At one point, waiting as ever for lights and camera to be ready, I found myself a little apart from the centre of activity, standing beside Lucy, gazing into her amazing blue eyes and wondering how old she was.

She said suddenly, 'You asked Dad for a photo of Sonia so that you didn't copy her exactly in the film.'

'That's right. He hadn't kept any.'

'No,' she agreed. 'But... well... I've got one. I found it one day jammed at the back of a drawer. I meant to give it to Dad, but he won't talk about Sonia. He won't let us mention her, ever. So I just kept it.' She opened the small handbag swinging from her shoulder and handed me a creased but clearly distinguishable snapshot of a pretty girl and a good-looking young man, not Jackson. 'You won't make Yvonne look like her, will you?'

Shaking my head, I turned the photo over and read the pencilled information on the back, 'Sonia and Pig.'

'Who is Pig?' I asked.

'No idea,' Lucy said. 'I've never heard Dad mention him. But that's Dad's handwriting, so he must have known him, long ago.'

'Long ago before you were born.'

'I'm eighteen,' she said.

I felt old. I said, 'Could I borrow the photo for a while?'

She looked doubtful. 'I don't want to lose it.'

'Until tomorrow?' I suggested. 'If you came here again tomorrow...'

'I don't think there's a chance. Dad didn't really want to come at all. He only gave in to Mum so that she could meet Nash Rourke.'

'Could you and your mother come tomorrow?'

'She won't do anything if Dad doesn't like it.'

'And you?'

'I don't have a car of my own.'

'Lend me the photo for an hour, then.'

She brightened and agreed, and I gave the photo to Moncrieff with an on-my-knees expression, begging him to do me a clear negative from which we could get a positive print. It would take the usual day for travelling to London to the laboratory for development, but with reasonable luck I'd have it back in the morning.

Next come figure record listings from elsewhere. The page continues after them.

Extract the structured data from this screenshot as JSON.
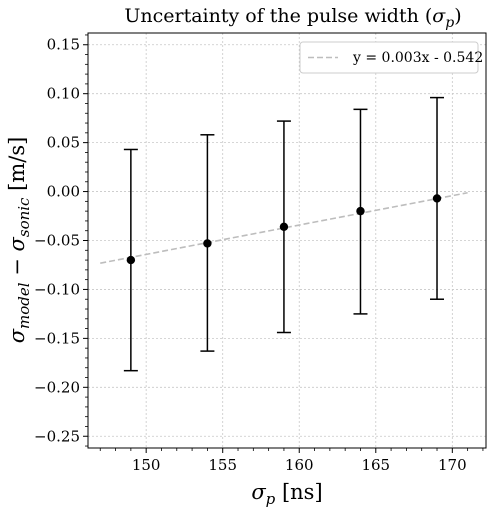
{
  "chart_data": {
    "type": "scatter",
    "title": "Uncertainty of the pulse width (σp)",
    "title_main": "Uncertainty of the pulse width (",
    "title_symbol": "σ",
    "title_sub": "p",
    "title_close": ")",
    "xlabel": "σp [ns]",
    "xlabel_symbol": "σ",
    "xlabel_sub": "p",
    "xlabel_unit": " [ns]",
    "ylabel": "σmodel − σsonic [m/s]",
    "ylabel_parts": {
      "sym1": "σ",
      "sub1": "model",
      "op": " − ",
      "sym2": "σ",
      "sub2": "sonic",
      "unit": " [m/s]"
    },
    "xlim": [
      146.2,
      172.2
    ],
    "ylim": [
      -0.262,
      0.162
    ],
    "xticks": [
      150,
      155,
      160,
      165,
      170
    ],
    "yticks": [
      -0.25,
      -0.2,
      -0.15,
      -0.1,
      -0.05,
      0.0,
      0.05,
      0.1,
      0.15
    ],
    "xtick_labels": [
      "150",
      "155",
      "160",
      "165",
      "170"
    ],
    "ytick_labels": [
      "−0.25",
      "−0.20",
      "−0.15",
      "−0.10",
      "−0.05",
      "0.00",
      "0.05",
      "0.10",
      "0.15"
    ],
    "grid": true,
    "legend_position": "top-right",
    "points": [
      {
        "x": 149,
        "y": -0.07,
        "yerr_low": -0.183,
        "yerr_high": 0.043
      },
      {
        "x": 154,
        "y": -0.053,
        "yerr_low": -0.163,
        "yerr_high": 0.058
      },
      {
        "x": 159,
        "y": -0.036,
        "yerr_low": -0.144,
        "yerr_high": 0.072
      },
      {
        "x": 164,
        "y": -0.02,
        "yerr_low": -0.125,
        "yerr_high": 0.084
      },
      {
        "x": 169,
        "y": -0.007,
        "yerr_low": -0.11,
        "yerr_high": 0.096
      }
    ],
    "fit_line": {
      "name": "y = 0.003x - 0.542",
      "slope": 0.003,
      "intercept": -0.542,
      "x_range": [
        147,
        171
      ],
      "color": "#bdbdbd"
    },
    "point_color": "#000000",
    "grid_color": "#c8c8c8"
  }
}
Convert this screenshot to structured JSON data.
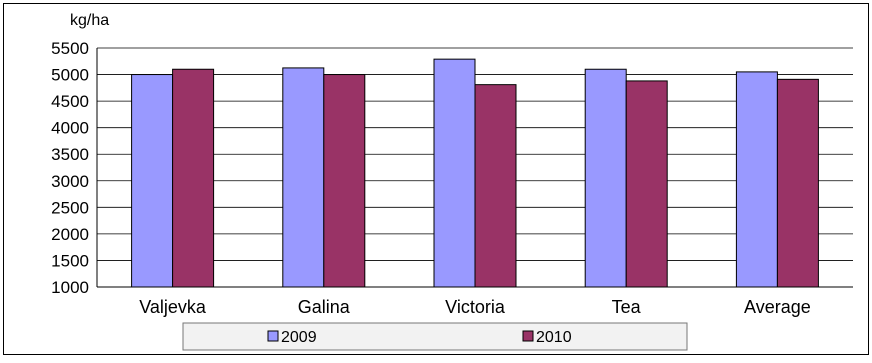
{
  "chart_data": {
    "type": "bar",
    "title": "",
    "xlabel": "",
    "ylabel": "kg/ha",
    "categories": [
      "Valjevka",
      "Galina",
      "Victoria",
      "Tea",
      "Average"
    ],
    "series": [
      {
        "name": "2009",
        "color": "#9999ff",
        "values": [
          5000,
          5125,
          5290,
          5100,
          5050
        ]
      },
      {
        "name": "2010",
        "color": "#993366",
        "values": [
          5100,
          5000,
          4810,
          4880,
          4910
        ]
      }
    ],
    "ylim": [
      1000,
      5500
    ],
    "yticks": [
      1000,
      1500,
      2000,
      2500,
      3000,
      3500,
      4000,
      4500,
      5000,
      5500
    ],
    "grid": true,
    "legend_position": "bottom"
  }
}
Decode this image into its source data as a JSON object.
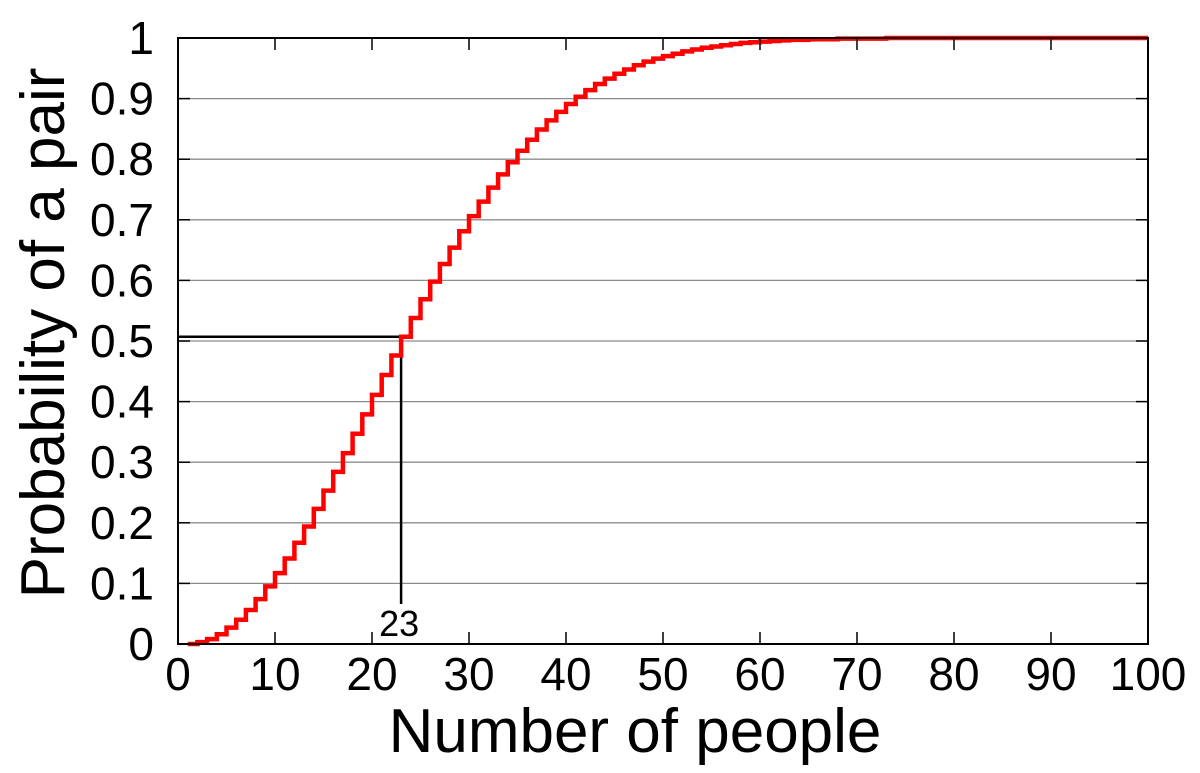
{
  "chart_data": {
    "type": "line",
    "step": true,
    "title": "",
    "xlabel": "Number of people",
    "ylabel": "Probability of a pair",
    "xlim": [
      0,
      100
    ],
    "ylim": [
      0,
      1
    ],
    "x_ticks": [
      0,
      10,
      20,
      30,
      40,
      50,
      60,
      70,
      80,
      90,
      100
    ],
    "x_tick_labels": [
      "0",
      "10",
      "20",
      "30",
      "40",
      "50",
      "60",
      "70",
      "80",
      "90",
      "100"
    ],
    "y_ticks": [
      0,
      0.1,
      0.2,
      0.3,
      0.4,
      0.5,
      0.6,
      0.7,
      0.8,
      0.9,
      1
    ],
    "y_tick_labels": [
      "0",
      "0.1",
      "0.2",
      "0.3",
      "0.4",
      "0.5",
      "0.6",
      "0.7",
      "0.8",
      "0.9",
      "1"
    ],
    "grid": {
      "horizontal": true,
      "vertical": false
    },
    "series": [
      {
        "color": "#ff0000",
        "x": [
          1,
          2,
          3,
          4,
          5,
          6,
          7,
          8,
          9,
          10,
          11,
          12,
          13,
          14,
          15,
          16,
          17,
          18,
          19,
          20,
          21,
          22,
          23,
          24,
          25,
          26,
          27,
          28,
          29,
          30,
          31,
          32,
          33,
          34,
          35,
          36,
          37,
          38,
          39,
          40,
          41,
          42,
          43,
          44,
          45,
          46,
          47,
          48,
          49,
          50,
          51,
          52,
          53,
          54,
          55,
          56,
          57,
          58,
          59,
          60,
          61,
          62,
          63,
          64,
          65,
          66,
          67,
          68,
          69,
          70,
          71,
          72,
          73,
          74,
          75,
          76,
          77,
          78,
          79,
          80,
          81,
          82,
          83,
          84,
          85,
          86,
          87,
          88,
          89,
          90,
          91,
          92,
          93,
          94,
          95,
          96,
          97,
          98,
          99,
          100
        ],
        "y": [
          0,
          0.003,
          0.008,
          0.016,
          0.027,
          0.04,
          0.056,
          0.074,
          0.095,
          0.117,
          0.141,
          0.167,
          0.194,
          0.223,
          0.253,
          0.284,
          0.315,
          0.347,
          0.379,
          0.411,
          0.444,
          0.476,
          0.507,
          0.538,
          0.569,
          0.598,
          0.627,
          0.654,
          0.681,
          0.706,
          0.73,
          0.753,
          0.775,
          0.795,
          0.814,
          0.832,
          0.849,
          0.864,
          0.878,
          0.891,
          0.903,
          0.914,
          0.924,
          0.933,
          0.941,
          0.948,
          0.955,
          0.961,
          0.966,
          0.97,
          0.974,
          0.978,
          0.981,
          0.984,
          0.986,
          0.988,
          0.99,
          0.992,
          0.993,
          0.994,
          0.995,
          0.996,
          0.997,
          0.997,
          0.998,
          0.998,
          0.998,
          0.999,
          0.999,
          0.999,
          0.999,
          0.999,
          1,
          1,
          1,
          1,
          1,
          1,
          1,
          1,
          1,
          1,
          1,
          1,
          1,
          1,
          1,
          1,
          1,
          1,
          1,
          1,
          1,
          1,
          1,
          1,
          1,
          1,
          1,
          1
        ]
      }
    ],
    "annotation": {
      "x": 23,
      "y": 0.507,
      "label": "23"
    }
  }
}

In the morning. Die today. Shut up, I thought.

'Do you, 'I asked Lucy later, 'have a computer and a printer at home?'

'Of course, we do,' she answered, puzzled. 'No one can farm without one, nowadays. The paperwork drives Dad loco loco. Why do you ask?'

'Just wondered. We use one here all the time.' I enlarged on it, defusing my enquiry. 'Every inch of film, every lens used, every focal stop... we have a script supervisor entering the lot. We can lay our hands on any frame of film that way, and also make sure we have continuity if we shoot the next scene days later.'

She nodded in partial understanding and said, 'And who are all those odd people you see on the credits? Grips, gaffers... who are they?'

'Grips move equipment. The gaffer is in charge of the lighting equipment. The most important chap at the moment is the production manager. He's the person who arranges for vehicles and scenery and props and all sorts of things to be in the right place when we need them.'

'And you,' she said with unflattering doubt, 'are in overall charge of the whole thing?

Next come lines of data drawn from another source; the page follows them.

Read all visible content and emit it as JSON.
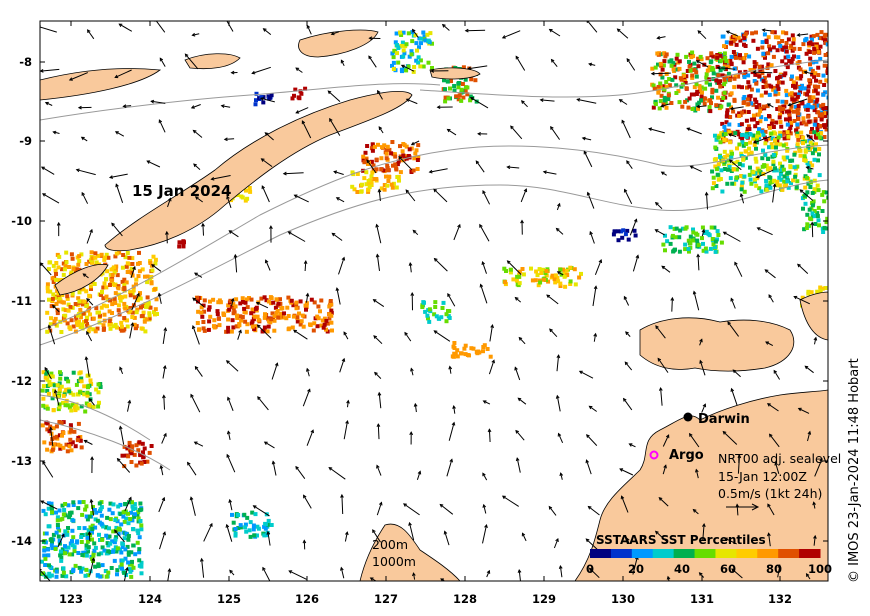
{
  "map": {
    "date_label": "15 Jan 2024",
    "credit": "© IMOS 23-Jan-2024 11:48 Hobart",
    "x_ticks": [
      "123",
      "124",
      "125",
      "126",
      "127",
      "128",
      "129",
      "130",
      "131",
      "132"
    ],
    "y_ticks": [
      "-8",
      "-9",
      "-10",
      "-11",
      "-12",
      "-13",
      "-14"
    ],
    "places": [
      {
        "name": "Darwin",
        "marker": "black-dot"
      },
      {
        "name": "Argo",
        "marker": "magenta-ring"
      }
    ],
    "current_info": {
      "line1": "NRT00 adj. sealevel",
      "line2": "15-Jan 12:00Z",
      "line3": "0.5m/s (1kt 24h)"
    },
    "depth_labels": [
      "200m",
      "1000m"
    ],
    "colorbar": {
      "title": "SSTAARS SST Percentiles",
      "ticks": [
        "0",
        "20",
        "40",
        "60",
        "80",
        "100"
      ],
      "colors": [
        "#000080",
        "#0033cc",
        "#0099ff",
        "#00cccc",
        "#00b050",
        "#66dd00",
        "#e6e600",
        "#ffcc00",
        "#ff9900",
        "#e05000",
        "#b00000"
      ]
    },
    "colors": {
      "land": "#f9c99c",
      "frame": "#000000",
      "contour": "#999999"
    }
  }
}
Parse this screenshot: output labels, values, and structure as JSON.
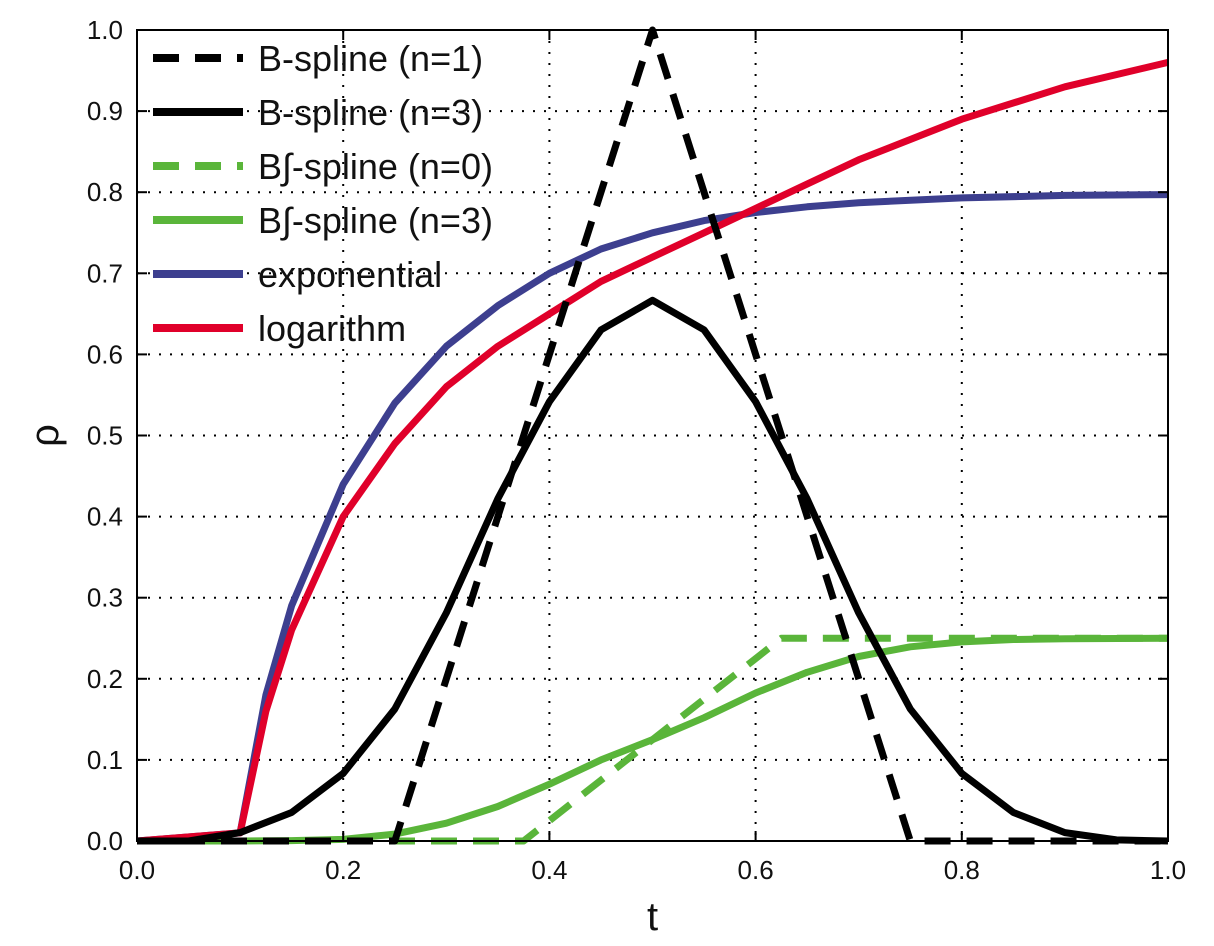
{
  "chart_data": {
    "type": "line",
    "title": "",
    "xlabel": "t",
    "ylabel": "ρ",
    "xlim": [
      0.0,
      1.0
    ],
    "ylim": [
      0.0,
      1.0
    ],
    "grid": true,
    "grid_style": "dotted",
    "legend_position": "top-left",
    "xticks": [
      "0.0",
      "0.2",
      "0.4",
      "0.6",
      "0.8",
      "1.0"
    ],
    "yticks": [
      "0.0",
      "0.1",
      "0.2",
      "0.3",
      "0.4",
      "0.5",
      "0.6",
      "0.7",
      "0.8",
      "0.9",
      "1.0"
    ],
    "series": [
      {
        "name": "B-spline (n=1)",
        "color": "#000000",
        "dash": "dashed",
        "x": [
          0.0,
          0.25,
          0.5,
          0.75,
          1.0
        ],
        "y": [
          0.0,
          0.0,
          1.0,
          0.0,
          0.0
        ]
      },
      {
        "name": "B-spline (n=3)",
        "color": "#000000",
        "dash": "solid",
        "x": [
          0.0,
          0.05,
          0.1,
          0.15,
          0.2,
          0.25,
          0.3,
          0.35,
          0.4,
          0.45,
          0.5,
          0.55,
          0.6,
          0.65,
          0.7,
          0.75,
          0.8,
          0.85,
          0.9,
          0.95,
          1.0
        ],
        "y": [
          0.0,
          0.0,
          0.0104,
          0.0352,
          0.0833,
          0.1628,
          0.2813,
          0.4219,
          0.5417,
          0.6302,
          0.6667,
          0.6302,
          0.5417,
          0.4219,
          0.2813,
          0.1628,
          0.0833,
          0.0352,
          0.0104,
          0.0013,
          0.0
        ]
      },
      {
        "name": "B∫-spline (n=0)",
        "color": "#5ab53a",
        "dash": "dashed",
        "x": [
          0.0,
          0.375,
          0.625,
          1.0
        ],
        "y": [
          0.0,
          0.0,
          0.25,
          0.25
        ]
      },
      {
        "name": "B∫-spline (n=3)",
        "color": "#5ab53a",
        "dash": "solid",
        "x": [
          0.0,
          0.1,
          0.15,
          0.2,
          0.25,
          0.3,
          0.35,
          0.4,
          0.45,
          0.5,
          0.55,
          0.6,
          0.65,
          0.7,
          0.75,
          0.8,
          0.85,
          0.9,
          1.0
        ],
        "y": [
          0.0,
          0.0,
          0.0005,
          0.002,
          0.0085,
          0.022,
          0.0425,
          0.07,
          0.1,
          0.125,
          0.152,
          0.1825,
          0.208,
          0.2275,
          0.2395,
          0.2455,
          0.2485,
          0.2495,
          0.25
        ]
      },
      {
        "name": "exponential",
        "color": "#3d3f8f",
        "dash": "solid",
        "x": [
          0.0,
          0.1,
          0.125,
          0.15,
          0.2,
          0.25,
          0.3,
          0.35,
          0.4,
          0.45,
          0.5,
          0.55,
          0.6,
          0.65,
          0.7,
          0.8,
          0.9,
          1.0
        ],
        "y": [
          0.0,
          0.01,
          0.18,
          0.29,
          0.44,
          0.54,
          0.61,
          0.66,
          0.7,
          0.73,
          0.75,
          0.765,
          0.775,
          0.782,
          0.787,
          0.793,
          0.796,
          0.797
        ]
      },
      {
        "name": "logarithm",
        "color": "#e0002a",
        "dash": "solid",
        "x": [
          0.0,
          0.1,
          0.125,
          0.15,
          0.2,
          0.25,
          0.3,
          0.35,
          0.4,
          0.45,
          0.5,
          0.55,
          0.6,
          0.65,
          0.7,
          0.8,
          0.9,
          1.0
        ],
        "y": [
          0.0,
          0.01,
          0.16,
          0.26,
          0.4,
          0.49,
          0.56,
          0.61,
          0.65,
          0.69,
          0.72,
          0.75,
          0.78,
          0.81,
          0.84,
          0.89,
          0.93,
          0.96
        ]
      }
    ]
  }
}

'I and the producer.' I pointed to O'Hara. 'No us, no film.'

She said baldly, 'Dad said so, but Mum thought you were too young.'

'Are you always so frank?'

'Sixteen was hell,' she said. 'Tongue-tied. Not long ago I broke out of the egg.'

'Congratulations.'

'Dad says I talk nonsense.'

'No better time for it. Stay and have dinner. I'll take you home later.'

'Sorry.' The response was automatic, the blue eyes full of the warnings she'd been given about date-rape and such. 'Not on our own.'

I smiled wryly. I'd thought only of not being knifed, not of bed. I'm losing it, I thought, wanting my life saved by an eighteen-year-old still half in the cradle. I fetched her snap from Moncrieff- thumbs up, he said and returned it to her.